But by the time Mr. Mudd became Fannies chief executive in 2004, his company was under siege. Competitors were snatching lucrative parts of its business. Congress [GOP at the time, eh? - dirboy] was demanding that Mr. Mudd help steer more loans to low-income borrowers. Lenders were threatening to sell directly to Wall Street unless Fannie bought a bigger chunk of their riskiest loans.
What about the role of Franklin Raines? Why, initially, he seems like a miracle worker, from his initial mention in paragraph 13:
Just two decades earlier, Fannie had been on the brink of bankruptcy. But chief executives like Franklin D. Raines and the chief financial officer J. Timothy Howard built it into a financial juggernaut by aiming at new markets.
You have go DEEP into the article to get the details that show the Dem role here. You have to click on the web version to go to page 2, and I imagine in the print edition, the Dem malfeasance comes after the Page A1 copy. The accounting fraud is mentioned (but not quantified at $10 billion). Barney Frank is mentioned well after the halfway point of the article.
This is CLASSIC NY Times positional reporting.
I believe this article like the ayers article gives the ammo to Gov. Palin to make the bailout issue the issue from here on, the Times have published articles from the 1990s pointing out what just happened and it was the dem leadership that refused to take measures to prevent what just happened from happening.

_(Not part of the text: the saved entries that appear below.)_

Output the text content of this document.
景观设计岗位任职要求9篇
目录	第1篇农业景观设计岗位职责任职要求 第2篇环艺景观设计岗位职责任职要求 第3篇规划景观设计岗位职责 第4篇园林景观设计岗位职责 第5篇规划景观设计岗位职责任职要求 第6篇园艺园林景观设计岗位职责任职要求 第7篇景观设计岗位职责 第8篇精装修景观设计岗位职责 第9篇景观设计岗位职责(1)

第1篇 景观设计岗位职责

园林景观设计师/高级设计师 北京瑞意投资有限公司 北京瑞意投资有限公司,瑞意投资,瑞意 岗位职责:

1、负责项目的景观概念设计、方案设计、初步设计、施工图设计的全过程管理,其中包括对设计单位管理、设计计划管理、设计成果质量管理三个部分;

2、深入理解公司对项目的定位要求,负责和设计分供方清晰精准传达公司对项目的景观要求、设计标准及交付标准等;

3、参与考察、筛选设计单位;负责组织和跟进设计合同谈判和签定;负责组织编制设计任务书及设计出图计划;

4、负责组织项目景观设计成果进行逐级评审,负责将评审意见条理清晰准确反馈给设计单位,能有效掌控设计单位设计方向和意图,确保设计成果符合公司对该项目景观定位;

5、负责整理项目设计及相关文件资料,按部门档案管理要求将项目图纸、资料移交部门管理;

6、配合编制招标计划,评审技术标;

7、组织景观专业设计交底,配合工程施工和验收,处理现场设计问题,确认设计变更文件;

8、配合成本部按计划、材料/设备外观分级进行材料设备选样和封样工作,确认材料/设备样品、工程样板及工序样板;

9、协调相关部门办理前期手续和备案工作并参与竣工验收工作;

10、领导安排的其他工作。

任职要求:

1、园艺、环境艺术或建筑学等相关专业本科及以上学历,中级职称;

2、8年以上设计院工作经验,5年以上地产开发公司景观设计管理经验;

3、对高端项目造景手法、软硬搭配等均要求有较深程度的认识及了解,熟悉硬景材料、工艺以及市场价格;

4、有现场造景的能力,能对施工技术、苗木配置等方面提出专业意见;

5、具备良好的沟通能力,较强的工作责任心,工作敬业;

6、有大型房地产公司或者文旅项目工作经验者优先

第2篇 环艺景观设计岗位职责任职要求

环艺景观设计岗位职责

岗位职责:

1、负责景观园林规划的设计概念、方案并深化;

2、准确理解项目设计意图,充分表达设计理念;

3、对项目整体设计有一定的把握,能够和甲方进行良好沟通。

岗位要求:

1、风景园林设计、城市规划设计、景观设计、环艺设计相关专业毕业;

If the economy is the issue from now on then the rats and culprits have to be pointed out, I wish on her next campaign speech they would play all the You Tube videos of the Dems, from the meeting with the Congresional Black Caucus, to the oversight committees under Franks and Dobbs,
on a giant screen prior to her starting talking.
She can get move this back to the front pages and directly into the American mind, those that have not totally closed it anyways.

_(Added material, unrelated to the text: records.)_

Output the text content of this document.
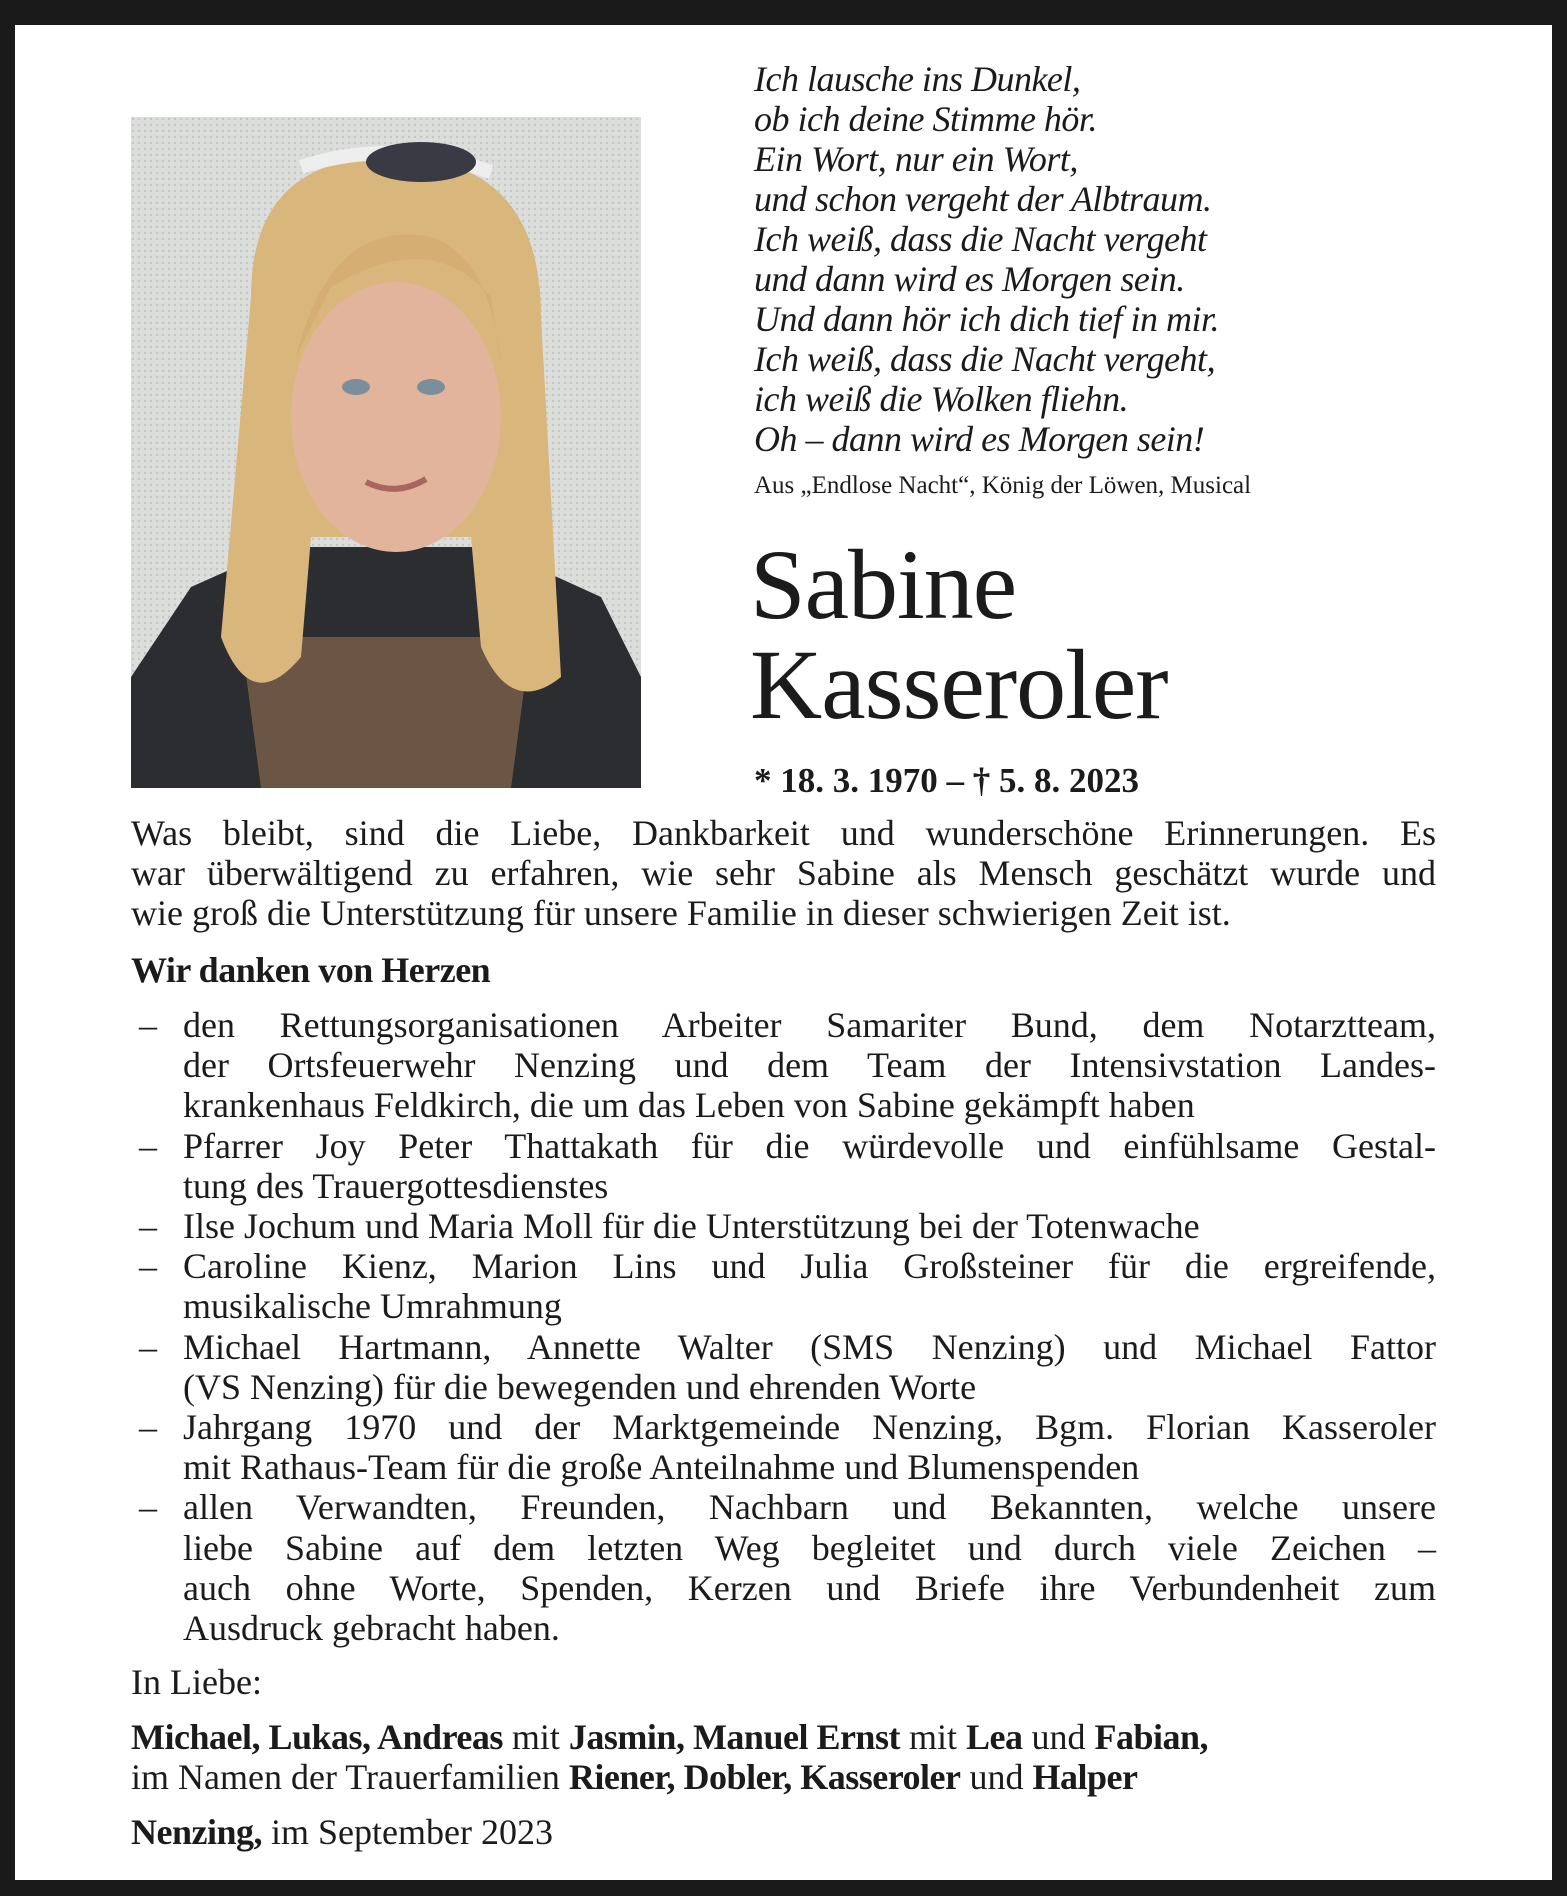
Ich lausche ins Dunkel,
ob ich deine Stimme hör.
Ein Wort, nur ein Wort,
und schon vergeht der Albtraum.
Ich weiß, dass die Nacht vergeht
und dann wird es Morgen sein.
Und dann hör ich dich tief in mir.
Ich weiß, dass die Nacht vergeht,
ich weiß die Wolken fliehn.
Oh – dann wird es Morgen sein!
Aus „Endlose Nacht“, König der Löwen, Musical
Sabine
Kasseroler
* 18. 3. 1970 – † 5. 8. 2023
Was bleibt, sind die Liebe, Dankbarkeit und wunderschöne Erinnerungen. Es
war überwältigend zu erfahren, wie sehr Sabine als Mensch geschätzt wurde und
wie groß die Unterstützung für unsere Familie in dieser schwierigen Zeit ist.
Wir danken von Herzen
– den Rettungsorganisationen Arbeiter Samariter Bund, dem Notarztteam,
der Ortsfeuerwehr Nenzing und dem Team der Intensivstation Landes-
krankenhaus Feldkirch, die um das Leben von Sabine gekämpft haben
– Pfarrer Joy Peter Thattakath für die würdevolle und einfühlsame Gestal-
tung des Trauergottesdienstes
– Ilse Jochum und Maria Moll für die Unterstützung bei der Totenwache
– Caroline Kienz, Marion Lins und Julia Großsteiner für die ergreifende,
musikalische Umrahmung
– Michael Hartmann, Annette Walter (SMS Nenzing) und Michael Fattor
(VS Nenzing) für die bewegenden und ehrenden Worte
– Jahrgang 1970 und der Marktgemeinde Nenzing, Bgm. Florian Kasseroler
mit Rathaus-Team für die große Anteilnahme und Blumenspenden
– allen Verwandten, Freunden, Nachbarn und Bekannten, welche unsere
liebe Sabine auf dem letzten Weg begleitet und durch viele Zeichen –
auch ohne Worte, Spenden, Kerzen und Briefe ihre Verbundenheit zum
Ausdruck gebracht haben.
In Liebe:
Michael, Lukas, Andreas mit Jasmin, Manuel Ernst mit Lea und Fabian,
im Namen der Trauerfamilien Riener, Dobler, Kasseroler und Halper
Nenzing, im September 2023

The NYT has identified the fall guys Democrats will focus on: Daniel Mudd, who took over in 2004 and is portrayed in this article as a know nothing, incompetent pansy completely out of his league and Angelo Mozilo of Countrywide, who it is claimed by anonymous sources (of course) that he pressured and threatened Mudd into taking on toxic loans from Countrywide or else Countrywide was not going to do any more business with Fannie M.
As dirtboy wrote, the article does mention Democrats' involvement in exhorting Fannie M. to take on more high risk mortgages, but you have to get to page 3 to read about that and even then, it's portrayed as Democrats just trying to help out the little guy.

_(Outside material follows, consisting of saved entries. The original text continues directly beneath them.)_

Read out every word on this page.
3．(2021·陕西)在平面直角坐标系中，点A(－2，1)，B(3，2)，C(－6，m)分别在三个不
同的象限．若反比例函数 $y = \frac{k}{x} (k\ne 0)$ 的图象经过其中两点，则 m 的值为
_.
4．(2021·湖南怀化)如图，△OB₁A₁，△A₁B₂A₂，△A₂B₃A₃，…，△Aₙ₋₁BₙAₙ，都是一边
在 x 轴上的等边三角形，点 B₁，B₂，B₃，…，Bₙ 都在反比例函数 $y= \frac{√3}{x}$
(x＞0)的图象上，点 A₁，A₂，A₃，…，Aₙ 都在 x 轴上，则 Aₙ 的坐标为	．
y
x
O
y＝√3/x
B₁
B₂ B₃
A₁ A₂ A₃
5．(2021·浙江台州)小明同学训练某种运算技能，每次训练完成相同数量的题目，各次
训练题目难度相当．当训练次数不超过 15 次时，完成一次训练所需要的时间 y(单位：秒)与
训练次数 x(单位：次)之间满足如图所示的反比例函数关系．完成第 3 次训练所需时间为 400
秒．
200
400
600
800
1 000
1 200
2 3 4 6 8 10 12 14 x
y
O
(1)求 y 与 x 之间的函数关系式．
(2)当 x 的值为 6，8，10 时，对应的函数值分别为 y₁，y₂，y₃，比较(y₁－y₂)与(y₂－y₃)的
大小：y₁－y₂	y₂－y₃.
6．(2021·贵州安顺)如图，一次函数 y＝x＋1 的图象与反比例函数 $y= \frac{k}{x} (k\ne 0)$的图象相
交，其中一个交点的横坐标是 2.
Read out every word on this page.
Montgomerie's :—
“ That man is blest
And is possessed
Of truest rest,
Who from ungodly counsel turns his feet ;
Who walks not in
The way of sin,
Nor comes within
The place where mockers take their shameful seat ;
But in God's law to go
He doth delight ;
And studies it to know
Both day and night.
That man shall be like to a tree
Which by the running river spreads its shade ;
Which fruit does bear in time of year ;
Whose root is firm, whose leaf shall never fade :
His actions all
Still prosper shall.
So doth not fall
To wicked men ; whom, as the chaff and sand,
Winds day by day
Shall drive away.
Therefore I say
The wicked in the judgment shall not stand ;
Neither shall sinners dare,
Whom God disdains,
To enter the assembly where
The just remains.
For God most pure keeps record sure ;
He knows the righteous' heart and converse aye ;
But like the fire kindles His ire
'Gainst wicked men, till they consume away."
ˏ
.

My advice to Mudd and Mozilo - INCOMING MISSILES LASER GUIDED TOWARD YOU. Better sign on some good attorneys - maybe F. Lee Levin is available because you're going to be starting right up Waxman's nostrils in a couple of months.
Also the article tries to paint it as Freddy/Fannie being pressured equally to buy risky loans by both the Congress AND Wall Street. The proof? Mean phone calls from Wall Street types and a meeting where Mozilo told Mudd Freddy/Fannie would become irrelevant if it didn’t. Meanwhile the Democrats were “demanding” the same thing. The question is which is more persuasive — words spoken by Wall Street or demands issued by Democrats, the latter being backed up by the power to investigate and harass.